It was always SYRIZA’s strategy to ignore reality, to impose its will upon perceptions of it. Before 2015, when the party came to power, it was clear that what Alexis Tsipras was promising was a lie. No right-minded citizen could believe there were easy solutions to the country’s problems that previous governments had simply refused to implement. But after the failures of the center parties, many were prepared to give the radical left a chance. Despite the fact that reality forced Tsipras into several about-turns, he, his coalition partner Panos Kammenos and their government still continue the tactic of creating a counterfeit reality. Today we run the risk of confusing truth and lies to the extent that we will not be able to tell them apart.

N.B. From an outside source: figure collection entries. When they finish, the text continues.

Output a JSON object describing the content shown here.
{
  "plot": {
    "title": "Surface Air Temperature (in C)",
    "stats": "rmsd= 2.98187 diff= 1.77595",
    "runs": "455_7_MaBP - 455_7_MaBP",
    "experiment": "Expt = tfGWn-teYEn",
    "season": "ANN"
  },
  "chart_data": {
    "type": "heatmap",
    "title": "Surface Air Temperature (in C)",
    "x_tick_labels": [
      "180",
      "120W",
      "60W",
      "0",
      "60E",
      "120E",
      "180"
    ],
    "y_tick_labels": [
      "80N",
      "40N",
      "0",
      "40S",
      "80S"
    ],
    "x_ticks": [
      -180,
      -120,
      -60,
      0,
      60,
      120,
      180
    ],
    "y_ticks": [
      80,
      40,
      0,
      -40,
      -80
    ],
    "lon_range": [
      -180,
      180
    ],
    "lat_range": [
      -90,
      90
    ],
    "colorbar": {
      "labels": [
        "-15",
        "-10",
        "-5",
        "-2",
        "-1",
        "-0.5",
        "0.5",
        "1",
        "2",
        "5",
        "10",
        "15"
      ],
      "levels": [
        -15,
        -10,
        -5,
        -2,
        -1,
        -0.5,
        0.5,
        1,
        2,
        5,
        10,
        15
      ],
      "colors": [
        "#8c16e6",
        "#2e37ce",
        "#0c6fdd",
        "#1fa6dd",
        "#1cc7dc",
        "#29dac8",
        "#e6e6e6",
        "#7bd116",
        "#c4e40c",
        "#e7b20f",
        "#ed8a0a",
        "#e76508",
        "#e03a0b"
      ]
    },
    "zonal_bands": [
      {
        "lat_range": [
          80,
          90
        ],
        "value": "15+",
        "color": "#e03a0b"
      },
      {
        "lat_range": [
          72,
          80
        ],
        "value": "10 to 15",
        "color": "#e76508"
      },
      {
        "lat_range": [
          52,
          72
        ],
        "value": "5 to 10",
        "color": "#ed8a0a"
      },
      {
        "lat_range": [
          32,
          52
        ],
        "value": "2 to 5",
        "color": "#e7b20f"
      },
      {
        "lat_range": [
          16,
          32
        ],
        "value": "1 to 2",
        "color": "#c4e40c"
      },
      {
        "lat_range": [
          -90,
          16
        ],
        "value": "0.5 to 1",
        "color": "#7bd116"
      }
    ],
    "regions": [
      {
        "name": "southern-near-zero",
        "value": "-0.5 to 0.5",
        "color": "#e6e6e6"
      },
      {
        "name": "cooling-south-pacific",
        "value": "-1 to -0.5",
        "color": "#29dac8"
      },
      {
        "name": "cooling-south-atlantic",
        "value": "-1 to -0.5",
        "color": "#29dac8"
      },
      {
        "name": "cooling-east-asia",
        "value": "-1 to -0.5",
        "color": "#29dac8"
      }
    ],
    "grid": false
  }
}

The recent parliamentary debate on the mysterious effort by the Defense Ministry to sell ammunition to Saudi Arabia showed this tactic in all its grim splendor. The issue, which has raised serious questions regarding its legality, was presented by the coalition partners as something that was solely the opposition’s responsibility. Tsipras and Kammenos did not go to Parliament to reassure the public that all that was done was above board. They went to accuse the opposition of harming the country’s interests with its suspicions; furthermore, they stressed that, in any case, the other parties that had governed the country were worse. So far, this was par for the course. However, if there is confirmation of opposition suspicions that documents presented to Parliament were falsified, in conjunction with the fact that the prime minister revealed sensitive information from a classified Foreign Ministry document, then it is clear that we are in dangerous territory regarding the undermining of institutions and procedures.
If a government, with all the power that it wields, places its need to cover its tracks above the strict implementation of laws and processes, then only strong institutions can force a return to order. And this is where the government’s other tactic comes in. Continual attacks on the judiciary and on news media, the tireless and often ugly efforts to present rivals as corrupt and traitorous, are aimed at creating a climate of general confusion, where it is increasingly difficult to distinguish right from wrong, good from bad, what is legal and what illegal, the useful from the dangerous. With institutions discredited, in the slime everyone is the same. No one is guilty, no one innocent; all are guilty, all innocent. And as the government comes under fire for policies and errors, so it will persist in forcing this outlook onto the public dialogue.
It has been a tradition for new governments to blame their predecessors for leaving them with “scorched earth.” This used to refer to economic problems. Today the danger is of deeper, more permanent damage – to perceptions, values and behavior.